Step 3.5: On a surface covered with flour, knead the dough. I skipped this step because toward the end of incorporating the flour, I had to switch from pounding the dough lump around the bowl to kneading it. My preferred way of kneading is to wring the dough like a wet towel and then fold it in half, so the floury bits get incorporated with the sticky-doughy bits. I am sure there is probably a better, more official way of doing this.
Step 4: Form the dough into a ball and roll it around a greased bowl until the ball is evenly coated. This step is ingenious.
Step 5: Cover the dough with a kitchen towel and let rise for two hours. It should go from taking up one little corner of your cutting board:
To taking up the entire thing:
It’s kitchen magic!
Step 6: THIS IS THE BEST STEP. Punch the dough down! Really! Punch it!
Step 7: Roll dough into a long rope. It should look kind of like a giant lumpy tube sock.
Chop that dough into four even(ish) pieces.
Step 8: Now here’s the tricky part. Braiding. I used this tutorial for a round, braided, Rosh Hashana challah.

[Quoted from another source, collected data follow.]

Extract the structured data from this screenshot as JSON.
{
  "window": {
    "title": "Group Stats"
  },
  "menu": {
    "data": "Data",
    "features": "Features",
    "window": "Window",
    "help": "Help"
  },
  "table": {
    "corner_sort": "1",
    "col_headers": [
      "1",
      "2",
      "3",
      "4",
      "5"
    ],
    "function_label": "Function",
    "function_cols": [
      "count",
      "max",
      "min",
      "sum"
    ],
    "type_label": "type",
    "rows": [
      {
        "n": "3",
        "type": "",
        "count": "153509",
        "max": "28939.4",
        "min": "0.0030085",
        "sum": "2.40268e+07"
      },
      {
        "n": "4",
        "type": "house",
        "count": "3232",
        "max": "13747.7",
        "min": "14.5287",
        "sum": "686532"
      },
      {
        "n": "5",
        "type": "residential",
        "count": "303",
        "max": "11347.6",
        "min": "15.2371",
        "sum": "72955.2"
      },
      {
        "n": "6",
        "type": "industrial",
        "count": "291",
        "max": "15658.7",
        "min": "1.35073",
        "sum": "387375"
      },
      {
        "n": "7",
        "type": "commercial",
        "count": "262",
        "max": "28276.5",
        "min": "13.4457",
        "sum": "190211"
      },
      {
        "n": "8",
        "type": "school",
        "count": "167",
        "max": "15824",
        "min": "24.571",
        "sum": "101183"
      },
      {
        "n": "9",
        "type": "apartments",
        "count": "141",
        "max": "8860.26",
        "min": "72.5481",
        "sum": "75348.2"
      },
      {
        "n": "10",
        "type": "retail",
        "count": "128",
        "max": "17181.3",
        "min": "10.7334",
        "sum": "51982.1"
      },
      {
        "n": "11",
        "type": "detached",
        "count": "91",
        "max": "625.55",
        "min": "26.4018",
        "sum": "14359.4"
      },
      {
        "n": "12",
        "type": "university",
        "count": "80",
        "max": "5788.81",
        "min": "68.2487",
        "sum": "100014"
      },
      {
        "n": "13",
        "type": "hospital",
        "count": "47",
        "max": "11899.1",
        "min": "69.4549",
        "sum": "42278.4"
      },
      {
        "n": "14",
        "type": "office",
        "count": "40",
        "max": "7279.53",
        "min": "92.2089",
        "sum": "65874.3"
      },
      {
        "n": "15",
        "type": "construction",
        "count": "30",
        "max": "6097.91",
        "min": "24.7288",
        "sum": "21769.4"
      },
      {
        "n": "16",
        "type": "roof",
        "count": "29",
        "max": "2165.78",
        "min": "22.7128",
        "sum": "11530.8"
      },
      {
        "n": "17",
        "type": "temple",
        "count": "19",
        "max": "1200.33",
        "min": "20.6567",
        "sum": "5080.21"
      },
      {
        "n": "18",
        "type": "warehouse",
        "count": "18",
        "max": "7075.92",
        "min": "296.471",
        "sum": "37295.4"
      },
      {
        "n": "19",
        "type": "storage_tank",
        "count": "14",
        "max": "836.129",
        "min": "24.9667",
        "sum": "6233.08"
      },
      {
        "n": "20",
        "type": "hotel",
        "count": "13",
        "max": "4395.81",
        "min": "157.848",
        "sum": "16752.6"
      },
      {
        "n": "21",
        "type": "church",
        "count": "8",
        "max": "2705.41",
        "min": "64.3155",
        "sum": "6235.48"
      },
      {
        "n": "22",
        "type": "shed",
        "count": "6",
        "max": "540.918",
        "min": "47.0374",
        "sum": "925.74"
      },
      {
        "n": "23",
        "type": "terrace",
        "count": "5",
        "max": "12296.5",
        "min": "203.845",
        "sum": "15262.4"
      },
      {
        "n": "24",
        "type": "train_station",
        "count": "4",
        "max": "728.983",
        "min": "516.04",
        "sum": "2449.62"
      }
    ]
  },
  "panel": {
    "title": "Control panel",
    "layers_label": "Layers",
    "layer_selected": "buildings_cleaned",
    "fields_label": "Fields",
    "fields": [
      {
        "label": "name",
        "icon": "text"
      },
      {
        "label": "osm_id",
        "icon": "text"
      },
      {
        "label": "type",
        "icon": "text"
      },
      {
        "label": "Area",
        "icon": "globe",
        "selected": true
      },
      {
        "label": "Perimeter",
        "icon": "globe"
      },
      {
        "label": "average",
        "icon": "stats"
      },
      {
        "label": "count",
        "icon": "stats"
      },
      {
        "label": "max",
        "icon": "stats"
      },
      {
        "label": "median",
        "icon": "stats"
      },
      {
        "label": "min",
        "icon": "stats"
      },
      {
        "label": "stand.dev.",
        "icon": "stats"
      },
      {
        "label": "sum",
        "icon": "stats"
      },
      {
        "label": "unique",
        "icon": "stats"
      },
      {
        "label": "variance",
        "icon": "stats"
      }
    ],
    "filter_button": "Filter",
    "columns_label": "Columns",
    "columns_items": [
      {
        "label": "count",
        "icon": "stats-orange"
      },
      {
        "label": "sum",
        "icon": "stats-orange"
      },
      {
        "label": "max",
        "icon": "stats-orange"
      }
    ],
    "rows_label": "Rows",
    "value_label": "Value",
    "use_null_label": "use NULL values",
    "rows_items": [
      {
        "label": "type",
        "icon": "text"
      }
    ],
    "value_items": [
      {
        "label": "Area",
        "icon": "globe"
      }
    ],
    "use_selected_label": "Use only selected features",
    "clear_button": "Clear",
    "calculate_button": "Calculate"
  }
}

Start by weaving your four pieces together like this:
Going in a counterclockwise direction, take the strips that have been woven under (like the one on the bottom right) and cross them over the strips that have been woven over:
Now do the same thing, only going clockwise. Take the under strips and cross them over the over strips.
Repeat until you run out of dough. Tuck the ends under, and voila! Challah!
Step 9: Place the challah on a baking sheet lined with parchment paper. Brush with egg yolk and let rise until it doubles in size — about 45 minutes.
Step 10: Bake until golden brown — about 30-40 minutes at 375 degrees. But stick around to check! My oven runs hot, and unfortunately part of the challah came out a little burned after only 30 minutes in the oven.
Shmear with some honey to bring sweetness to your new year, and enjoy!